Tras muchas horas investigando y haciendo números llegó a una conclusión, necesitaría treinta y cinco mil euros para montar su restaurante. Pero no era más que un joven de veinte años que trabajaba en un restaurante del pueblo, así que de forma inmediata el banco le dijo adiós. Por supuesto que eso no le hizo cambiar de idea, tiene un sueño, y no piensa renunciar a él. Así que aceptó tener un avance más lento, bien es cierto que con un sueldo de obrero tardaría demasiado en obtener semejante cantidad (si algún día lo lograba), pero estaba dispuesto a esperar. Además, puede que en un futuro consiguiera un trabajo mejor, o tal vez el banco terminara por cederle el crédito, pero por ahora ahorraría. Y estuvo ahorrando durante cinco años; hasta que la sorpresa llegó sobre él.
Una noche de un mes que no importa, llegó tarde a casa del trabajo. Estaba tan agotado que se durmió sin tan siquiera desvestirse, y no fue capaz de despertarse hasta que fue demasiado tarde. Fue tosiendo como regresó a este lado del mundo. El humo, negro y espeso, inundaba la habitación. Salió cubriéndose el rostro con el brazo, y pudo ver que la negrura también invadía la casa, en conjunto con las llamas. Gritó por sus padres sin conseguir respuesta. Cruzó la casa sin temor alguno a las llamas, ignorando las lágrimas, el humo de su garganta, la muerte que lo rodeaba... Hasta que al fin alcanzó la cocina, que por su estado parecía el origen del incendio. Fue ahí cuando encontró los cuerpos de sus padres todavía ardiendo. Y sobre ellos, en la televisión, la escena de una bella galaxia.

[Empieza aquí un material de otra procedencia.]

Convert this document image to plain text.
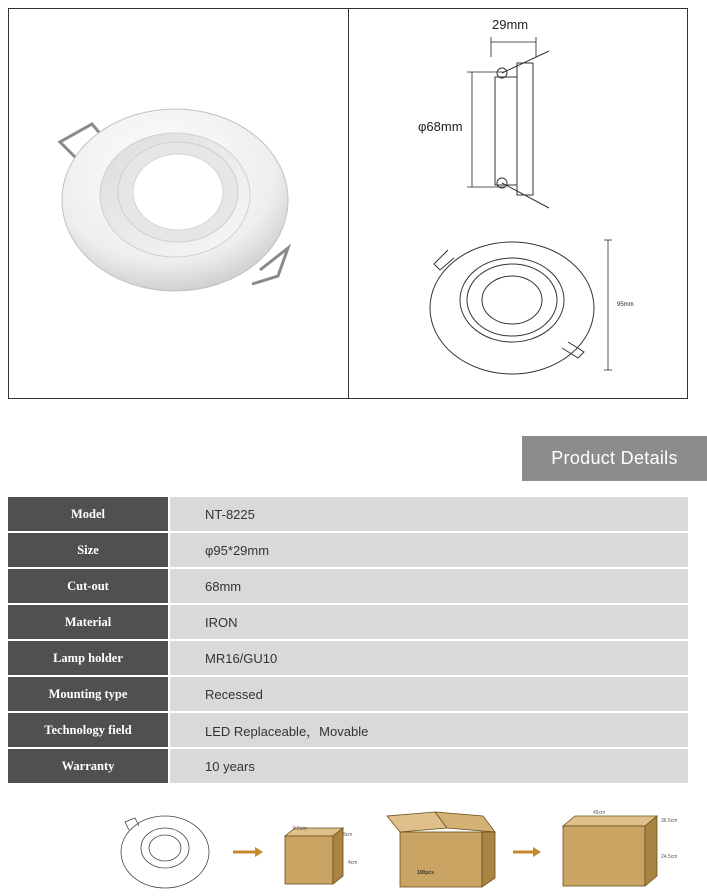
29mm
φ68mm
95mm
Product Details
Model	NT-8225
Size	φ95*29mm
Cut-out	68mm
Material	IRON
Lamp holder	MR16/GU10
Mounting type	Recessed
Technology field	LED Replaceable，Movable
Warranty	10 years
9.5cm
9cm
4cm
100pcs
45cm
36.5cm
24.5cm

El silencio lo invadió todo.
Devoró su mundo hasta no dejar nada. Ni tan siquiera le permitía escuchar sus propios pensamientos. Fue capaz de dejar de escuchar los gritos que profirió hasta vaciarse. Todo quedó en silencio, como la bella galaxia.
Apunto estuvo de volverse loco. Tardó mucho tiempo en intentar ser él de nuevo, o aceptar la nueva versión que llegaría tras pasar por eso, tardó mucho tiempo. Y durante cada noche soñaba con las llamas, unas llamas que lograban crepitar en silencio, que devoraban su mundo. Pero lo más curioso de todo es que no lloró, lo sacaron de la casa entre gritos y llantos, pero desde esa no derramo una lágrima. Ni siquiera cocinaba. Había cambiado de trabajo y contrató una empresa que le llevaba la comida a diario. Pero una noche tenía hambre, y decidió adentrarse en la cocina en busca de algo para picar, pero no encontró nada.
Sin darse cuenta de nada empezó a coger todo lo necesario para cocinar, estaba echando agua en la olla cuando se dio de cuenta, y apunto estuvo de salir corriendo de allí. Pero se plantó, durante cinco minutos no hizo nada, y luego empezó a cocinar. Puso el agua a calentar y con una habilidad que su cuerpo no había olvidado, empezó a cortar los tomates... Antes de que el agua hirviera estaba llorando. Al inicio de forma suave y callada, pero abrió una puerta que no era capaz de controlar, y terminó desbordando. Liberó la oscuridad que le impedía escucharse de verdad, y ese sencillo plato de pasta, le devolvió la esperanza que otorga una vida con sueños.
No estaba perfecto, por supuesto que no, pero había empezado a curarse de verdad. Y con ello regresó a las andadas tras el sueño de su restaurante, al cual decidió llamar: El sabor del ruido.
Y tras todo este infierno se encontró con la que sería, hasta la fecha, la mejor época de su vida. Porque fue a sus veintiocho años cuando conoció a Olivia. Lonosa había empezado a trabajar de nuevo como cocinero, esta vez en un buen restaurante en la ciudad, y tras el cierre solían ir todos juntos a tomar algo al mismo lugar. Siempre al mismo, el lugar donde ella trabajaba. No era la única persona que trabajaba allí, pero sí la única causa para que él siempre quisiera ir. Y tras varios meses se decidió a invitarla a salir, lo cual salió bien, igual que todo lo demás. Discutieron alguna vez, y apunto estuvo todo de irse al garete, pero siguieron adelante. También se dijeron que se querían, lo dijeron bajito y de verdad, y con el tiempo con fuerza y sin miedo. Entre ellos se creo un lazo que hasta el ojo humano podía ver.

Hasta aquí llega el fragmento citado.